@Khrys
Il y a un moyen très simple pour calmer les gens sur l'emploi du béton mais il demande un outillage pour l'instant inhabituel : un compteur Geiger.
Pourquoi ?
Parce qu'après les dernières catastrophes nucléaires au Japon et en Ukraine, nos adorateurs de la bombe atomique se sont retrouvés avec des tonnes de sacs de terre et de gravas radioactifs dont ils ne voyaient pas trop comment se débarrasser.
Les solutions ont été à la hauteur de la connerie de leurs concepteurs :
- Le bois radioactif a tout simplement été incinéré comme si le feu détruisait les atomes alors qu'il les dissémine dans ses fumées emportées ensuite au hasard des vents.
- Les terres arrosées par les pluies de retombées des nuages radioactifs ont été raclées sur quelque 30 cm d'épaisseur pour enlever le plus gros de la contamination et ces terres raclées ont été stockées dans des sacs en plastique entassés ici et là à peu près n'importe où et n'importe comment puis le temps a doucement désintégré ces plastiques sous les coups de boutoir des UVs solaires, des variations de température et des tempêtes. La biosphère aussi a contribué à leur dégradation et la météo s'occupe du reste c'est à dire de la dissémination par le vent et par les ruissellements pluvieux.
- Je passe sur les eaux de ruissellement qui traversent les restes des réacteurs fondus de Fukushima au rythme de 100 000 L par jour.

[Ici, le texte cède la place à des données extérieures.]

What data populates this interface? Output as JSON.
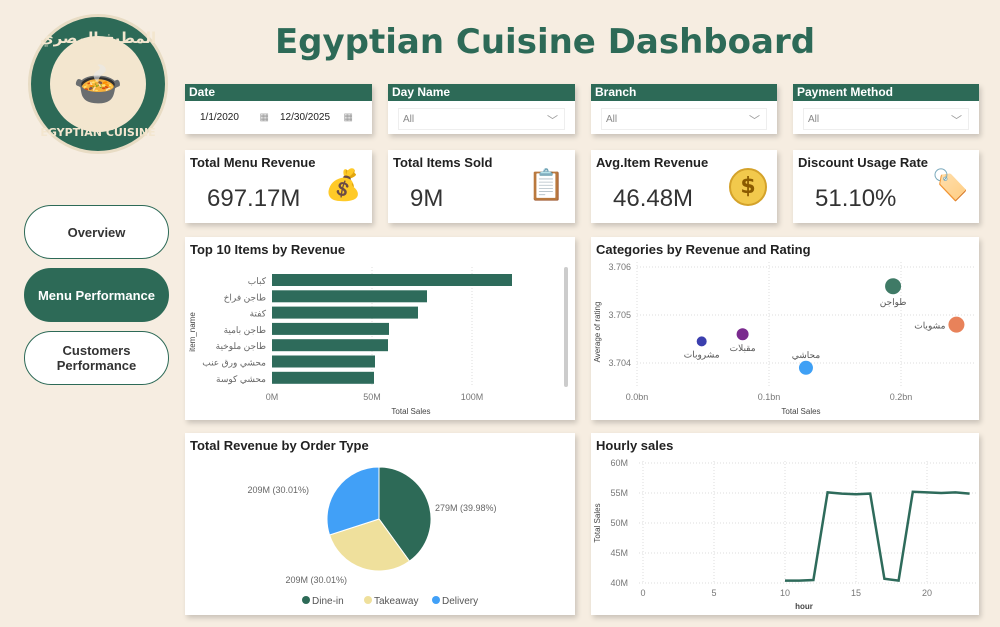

On se souvient qu'ils ont recouvert le site de citernes plus ou moins étanches puis remplies d'eau radioactive (du tritium surtout parce que c'est l'élément que leur système de filtration "ALPS" ne sait pas arrêter : c'est de l'hélium radioactif, un gaz parfait, totalement inerte chimiquement et électriquement) qu'ils ont finalement balancée dans le Pacifique en loucedé et avec quasiment la bénédiction de l'AIEA ( = Agence Internationale de l'Énergie Atomique, le gendarme du nucléaire) dont ils ne demandaient même plus l'avis de toute façon.
- enfin, une partie de ces terres franchement radioactives a été "éliminée" en mélangeant ces sacs petit à petit aux sables servant à fabriquer le béton, ce officiellement "à des doses inoffensives", mais en évitant le plus possible toutefois-z-et-néanmoins d'une part d'en parler, d'autre part de publier des mesures de suivi de la radioactivité des bétons ainsi fabriqués puis vendus tant aux professionnels qu'aux particuliers de tous les pays, ce qui évidemment démontre que ces doses sont inoffensives ... On a donc de ces bétons caviardés partout maintenant y compris dans les murs des maisons et immeubles récents près de chez vous ou même chez vous. Amusant, non ?
Le compteur Geiger est donc un bon instrument pour en prendre conscience et pour aussi toucher du doigt que ce n'est pas du tout par hasard que le lobby nucléaire a imposé le Sievert (Sv) devant le Becquerel (Bq) comme unité de mesure de la radioactivité.
Le Becquerel est trivial à comprendre : c'est le nombre de désintégrations par seconde alors que le Sievert pue l'embrouille d'une part parce que c'est "l'effet biologique de 1 g de produit radioactif à 1 m pendant une heure", définition on ne peut plus ésotérique puisqu'il n'existe pas de table des "effets biologiques", c'est trop flou pour ne pas être subjectif donc c'est invérifiable sans labo, et d'autre part ça se compte en millièmes de Sieverts même pour les doses mortelles ce qui pousse le public non averti à penser que "puisque c'est en millièmes c'est que ce n'est pas dangereux" alors que la précision du Becquerel est tout de suite parlante et l'image du rayonnement émis par les désintégrations par seconde est immédiatement imaginée.
Le choix même de l'unité de mesure de la radioactivité par le lobby nucléaire est donc évident de mauvaise foi et de volonté de désinformer.
Le béton de 2026 est suspect partout au monde. Si ça se savait à la hauteur de ce que ça mérite de l'être, je te dis pas la baisse des bétonisations ...
Je dis tout ça de mémoire mais avec la certitude que c'est parfaitement vérifiable puisque c'était rapporté dans la grande presse et dans la presse militante de l'époque, AIEA incluse.